The proposed algorithms were applied by YouRong Information Technology Co., Ltd., located in Qingdao, China. Based on tens of thousands of debt information collected from more than 1000 enterprises, YouRong solved more than 2000 debts of them, with a total amount of debt of more than CNY 100 million and a profit of more than CNY 1 million.

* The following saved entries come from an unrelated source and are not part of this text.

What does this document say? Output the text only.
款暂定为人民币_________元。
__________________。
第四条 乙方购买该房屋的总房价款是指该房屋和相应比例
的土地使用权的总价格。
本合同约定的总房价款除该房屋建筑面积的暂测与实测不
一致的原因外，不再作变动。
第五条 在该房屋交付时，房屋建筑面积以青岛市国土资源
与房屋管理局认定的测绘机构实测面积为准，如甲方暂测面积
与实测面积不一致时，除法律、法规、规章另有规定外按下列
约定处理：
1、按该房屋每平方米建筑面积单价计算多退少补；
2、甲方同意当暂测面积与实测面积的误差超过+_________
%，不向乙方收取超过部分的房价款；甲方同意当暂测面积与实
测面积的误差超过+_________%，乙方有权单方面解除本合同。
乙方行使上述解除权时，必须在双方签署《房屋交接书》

However, there are still many problems that need to be addressed in the future:

• The sorting criterion of entities (also the vertices of DebtG). Each entity wants to clear its debts first, but the debt structures are conflicting, as shown in the case analysis, so priority should be decided to guide the detection of debt structures;
• Privacy-preserving strategies during debt data collection. Debt is entities’ privacy, so it is very important to provide extremely privacy-preserving strategies;
• Methods to ensure that money flow only in the debt structure. The money provided by the third-party platform and/or tree root or path head aims to clear a series of debts of a debt structure, so it is very important to ensure that this money only flows between neighboring entities (also the vertices of DebtG) in a given debt structure;
• Algorithms to deal with large-scale graphs. Obviously, the more debt information is collected, the larger the DebtG is constructed, and the more debt are cleared. The large-scale graph needs effective distributed algorithms running on distributed systems.